Precision optical displacement measurements using biphotons

TL;DR

This paper demonstrates how biphoton correlations can significantly improve the precision of optical displacement measurements, achieving Heisenberg scaling, and analyzes the effects of correlation strength and detector resolution.

Contribution

It introduces a biphoton-based method for enhanced optical displacement measurement and explores the transition from quantum to classical scaling with imperfect correlations.

Findings

Precision improves with stronger biphoton correlations.

Smallest resolvable displacement scales as inverse of biphoton number.

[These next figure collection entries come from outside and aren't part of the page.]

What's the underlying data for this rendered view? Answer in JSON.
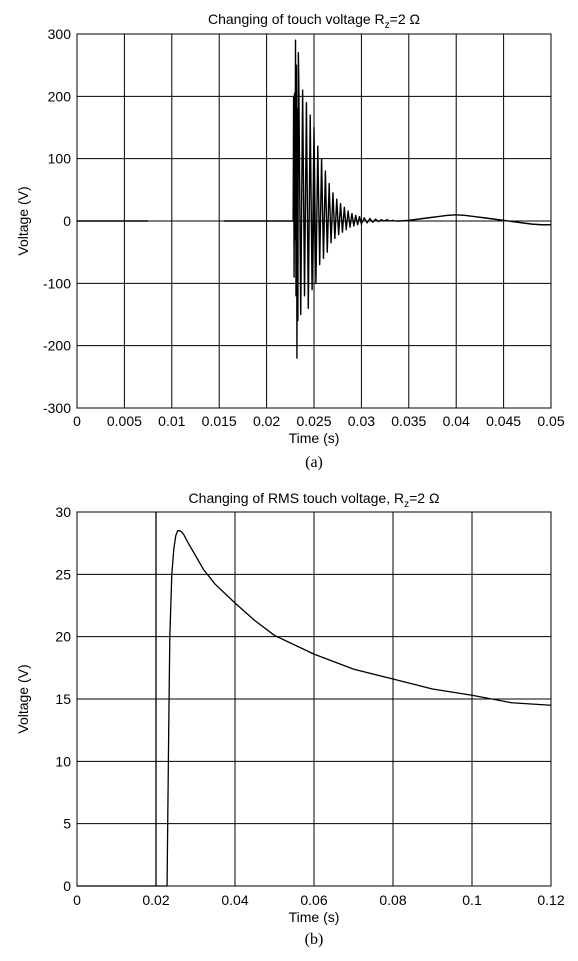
{
  "chart_data": [
    {
      "type": "line",
      "title_main": "Changing of touch voltage R",
      "title_sub": "z",
      "title_tail": "=2 Ω",
      "xlabel": "Time (s)",
      "ylabel": "Voltage (V)",
      "caption": "(a)",
      "xlim": [
        0,
        0.05
      ],
      "ylim": [
        -300,
        300
      ],
      "x_ticks": [
        0,
        0.005,
        0.01,
        0.015,
        0.02,
        0.025,
        0.03,
        0.035,
        0.04,
        0.045,
        0.05
      ],
      "x_tick_labels": [
        "0",
        "0.005",
        "0.01",
        "0.015",
        "0.02",
        "0.025",
        "0.03",
        "0.035",
        "0.04",
        "0.045",
        "0.05"
      ],
      "y_ticks": [
        -300,
        -200,
        -100,
        0,
        100,
        200,
        300
      ],
      "y_tick_labels": [
        "-300",
        "-200",
        "-100",
        "0",
        "100",
        "200",
        "300"
      ],
      "grid": true,
      "series": [
        {
          "x": [
            0,
            0.0075,
            0.0075,
            0.0155,
            0.0155,
            0.0228,
            0.02285,
            0.0229,
            0.02295,
            0.023,
            0.02305,
            0.0231,
            0.02315,
            0.0232,
            0.02325,
            0.0233,
            0.02335,
            0.0234,
            0.0236,
            0.0238,
            0.024,
            0.0242,
            0.0244,
            0.0246,
            0.0248,
            0.025,
            0.0252,
            0.0254,
            0.0256,
            0.0258,
            0.026,
            0.0262,
            0.0264,
            0.0266,
            0.0268,
            0.027,
            0.0272,
            0.0274,
            0.0276,
            0.0278,
            0.028,
            0.0282,
            0.0284,
            0.0286,
            0.0288,
            0.029,
            0.0292,
            0.0294,
            0.0296,
            0.0298,
            0.03,
            0.0303,
            0.0306,
            0.0309,
            0.0312,
            0.0315,
            0.0318,
            0.0321,
            0.0324,
            0.0327,
            0.033,
            0.0333,
            0.0336,
            0.034,
            0.035,
            0.036,
            0.037,
            0.038,
            0.039,
            0.04,
            0.041,
            0.042,
            0.043,
            0.044,
            0.045,
            0.046,
            0.047,
            0.048,
            0.049,
            0.05
          ],
          "y": [
            0,
            0,
            null,
            0,
            0,
            0,
            200,
            -90,
            205,
            -30,
            290,
            -120,
            250,
            -220,
            180,
            -160,
            270,
            220,
            -150,
            210,
            -120,
            190,
            -140,
            170,
            -110,
            150,
            -100,
            120,
            -70,
            100,
            -60,
            80,
            -50,
            60,
            -35,
            45,
            -28,
            35,
            -22,
            28,
            -18,
            22,
            -14,
            16,
            -10,
            12,
            -8,
            9,
            -6,
            7,
            -5,
            5,
            -3,
            4,
            -2,
            3,
            -1,
            2,
            0,
            2,
            0,
            1,
            0,
            0,
            1,
            3,
            5,
            7,
            9,
            10,
            9,
            7,
            5,
            3,
            1,
            -1,
            -3,
            -5,
            -6,
            -6
          ]
        }
      ]
    },
    {
      "type": "line",
      "title_main": "Changing of RMS touch voltage, R",
      "title_sub": "z",
      "title_tail": "=2 Ω",
      "xlabel": "Time (s)",
      "ylabel": "Voltage (V)",
      "caption": "(b)",
      "xlim": [
        0,
        0.12
      ],
      "ylim": [
        0,
        30
      ],
      "x_ticks": [
        0,
        0.02,
        0.04,
        0.06,
        0.08,
        0.1,
        0.12
      ],
      "x_tick_labels": [
        "0",
        "0.02",
        "0.04",
        "0.06",
        "0.08",
        "0.1",
        "0.12"
      ],
      "y_ticks": [
        0,
        5,
        10,
        15,
        20,
        25,
        30
      ],
      "y_tick_labels": [
        "0",
        "5",
        "10",
        "15",
        "20",
        "25",
        "30"
      ],
      "grid": true,
      "series": [
        {
          "x": [
            0.0,
            0.0195,
            0.02,
            0.02,
            0.0228,
            0.0232,
            0.0235,
            0.024,
            0.0245,
            0.025,
            0.0255,
            0.026,
            0.0265,
            0.027,
            0.028,
            0.03,
            0.032,
            0.035,
            0.04,
            0.045,
            0.05,
            0.06,
            0.07,
            0.08,
            0.09,
            0.1,
            0.11,
            0.12
          ],
          "y": [
            0,
            0,
            0,
            0,
            0,
            12,
            20,
            25,
            27,
            28.1,
            28.5,
            28.5,
            28.4,
            28.2,
            27.6,
            26.5,
            25.4,
            24.2,
            22.7,
            21.3,
            20.1,
            18.6,
            17.4,
            16.6,
            15.8,
            15.3,
            14.7,
            14.5
          ]
        },
        {
          "x": [
            0.02,
            0.02
          ],
          "y": [
            0,
            30
          ]
        }
      ]
    }
  ]
}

Heisenberg scaling achieved for small biphoton numbers.

Abstract

We propose and examine the use of biphoton pairs, such as those created in parametric down conversion or four-wave mixing, to enhance the precision and the resolution of measuring optical displacements by position-sensitive detection. We show that the precision of measuring a small optical beam displacement with this method can be significantly enhanced by the correlation between the two photons, given the same optical mode. The improvement is largest if the correlations between the photons are strong, and falls off as the biphoton correlation weakens. More surprisingly, we find that the smallest resolvable parameter of a simple split detector scales as the inverse of the number of biphotons for small biphoton number ("Heisenberg scaling"), because the Fisher information diverges as the parameter to be estimated decreases in value. One usually sees this scaling only for systems with many entangled degrees of freedom. We discuss the transition for the split-detection scheme to the standard quantum limit scaling for imperfect correlations as the biphoton number is increased. An analysis of an $N$-pixel detector is also given to investigate the benefit of using a higher resolution detector. The physical limit of these metrology schemes is determined by the uncertainty in the birth zone of the biphoton in the nonlinear crystal.